Look, you can talk all you like about numbers of citations etc etc. Knox and Douglas are, after all, just bringing together the results of other studies, so you can always check the originals. This is not a numbers game.
Just look at the NASA sea surface data - you can compare the daily mean for the last 12 months with that for the 12 months of 2003 and it's getting cooler at sea surface. There's no two ways about it: absolutely no ambiguity. A simple sighting of these plots
http://earth-climate.com/2003-2011.jpg makes it clear. You can do the plots yourself on the NASA site as I did to get this. (There's a link on my site.) For further details read what I have written on this page:
http://earth-climate.com/CaseAgainst.html However you look at it, Trenberth's estimates of ocean warming every year since 2003 have to be wrong. I don't blame him - there was bad data. The sea surface figures would have to show it if it really happened. And we should be weighting mean world temperatures by about 90% on "over the ocean" temperatures, based on the heat stored, not the surface area of about 70%. Land measurements are also prone to urban crawl and other problems. Just keep watching those NASA sea surface figures.

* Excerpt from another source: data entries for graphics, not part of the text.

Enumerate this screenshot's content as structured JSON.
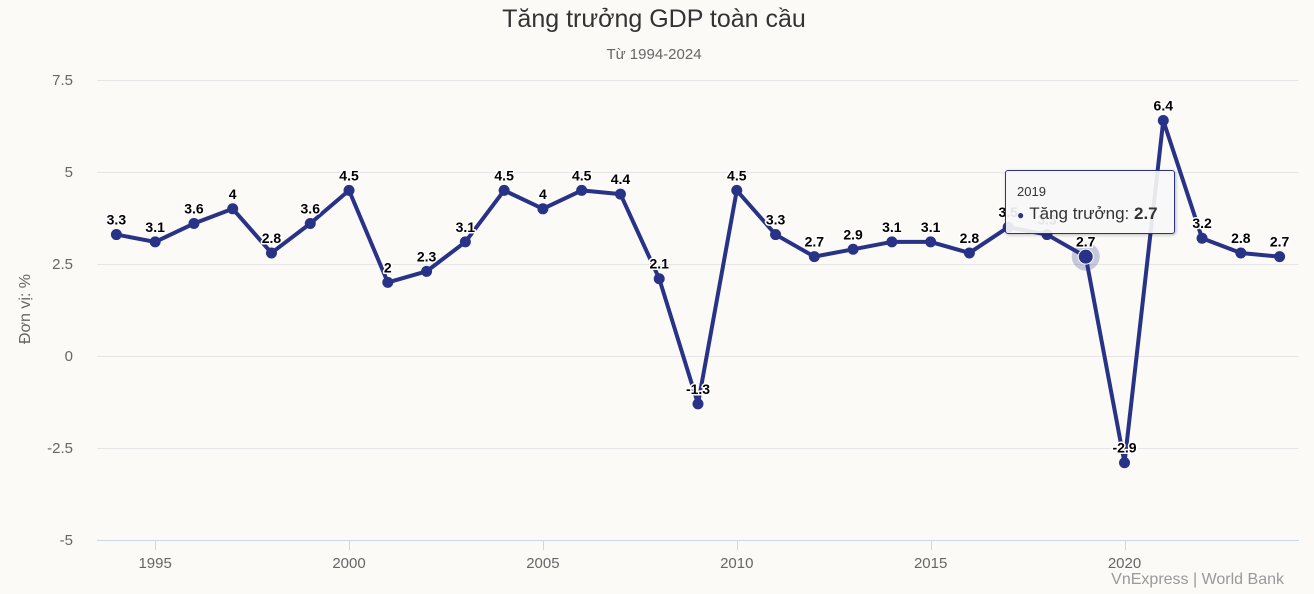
{
  "chart_data": {
    "type": "line",
    "title": "Tăng trưởng GDP toàn cầu",
    "subtitle": "Từ 1994-2024",
    "ylabel": "Đơn vị: %",
    "xlabel": "",
    "credit": "VnExpress | World Bank",
    "x": [
      1994,
      1995,
      1996,
      1997,
      1998,
      1999,
      2000,
      2001,
      2002,
      2003,
      2004,
      2005,
      2006,
      2007,
      2008,
      2009,
      2010,
      2011,
      2012,
      2013,
      2014,
      2015,
      2016,
      2017,
      2018,
      2019,
      2020,
      2021,
      2022,
      2023,
      2024
    ],
    "series": [
      {
        "name": "Tăng trưởng",
        "color": "#283286",
        "values": [
          3.3,
          3.1,
          3.6,
          4,
          2.8,
          3.6,
          4.5,
          2,
          2.3,
          3.1,
          4.5,
          4,
          4.5,
          4.4,
          2.1,
          -1.3,
          4.5,
          3.3,
          2.7,
          2.9,
          3.1,
          3.1,
          2.8,
          3.5,
          3.3,
          2.7,
          -2.9,
          6.4,
          3.2,
          2.8,
          2.7
        ]
      }
    ],
    "ylim": [
      -5,
      7.5
    ],
    "yticks": [
      -5,
      -2.5,
      0,
      2.5,
      5,
      7.5
    ],
    "ytick_labels": [
      "-5",
      "-2.5",
      "0",
      "2.5",
      "5",
      "7.5"
    ],
    "xticks": [
      1995,
      2000,
      2005,
      2010,
      2015,
      2020
    ],
    "xtick_labels": [
      "1995",
      "2000",
      "2005",
      "2010",
      "2015",
      "2020"
    ],
    "xlim": [
      1993.5,
      2024.5
    ],
    "grid": true,
    "legend": "none",
    "highlighted_point": 2019
  },
  "tooltip": {
    "header": "2019",
    "series_label": "Tăng trưởng: ",
    "value": "2.7"
  }
}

What I expect (based on planetary orbits) is a slight rise (say 0.1 deg) by 2013, then decline (~0.2 deg) from 2014 till 2027-2028 then rise (~0.4 deg) till 2058-2059 after which a long term decline till about the year 2500. I have archived these predictions - see archive link on my home page
http://earth-climate.com The main point is that the period 2003 to 2011 provides a good potential testing ground for the models - fairly stable temperatures (as could have been predicted from natural cycles) and a fairly linear trend in increasing levels of CO2. Models show a lot of net radiation which should have added to temperatures, but it hasn't. Absolutely none of the CO2 has had any effect whatsoever.
Hence the models are wrong.
There are solid reasons based on physics on my home page as to why CO2 does not have a net warming effect. It can also act as a scavenger, removing heat from O2 and N2 molecules and then emitting photons much more easily than those air molecules can do - thatis, CO2 can also (indirectly) cause cooling.
It doesn't matter if GHG molecules get warmer - they will just emit more. And even the models say at least 99.7% of all emitted heat energy gets to space eventually. I say that the models cannot have such a high degree of accuracy, anyway, so it's not surprising that their 99.7 figure can easily be 100% or even greater when the world is cooling.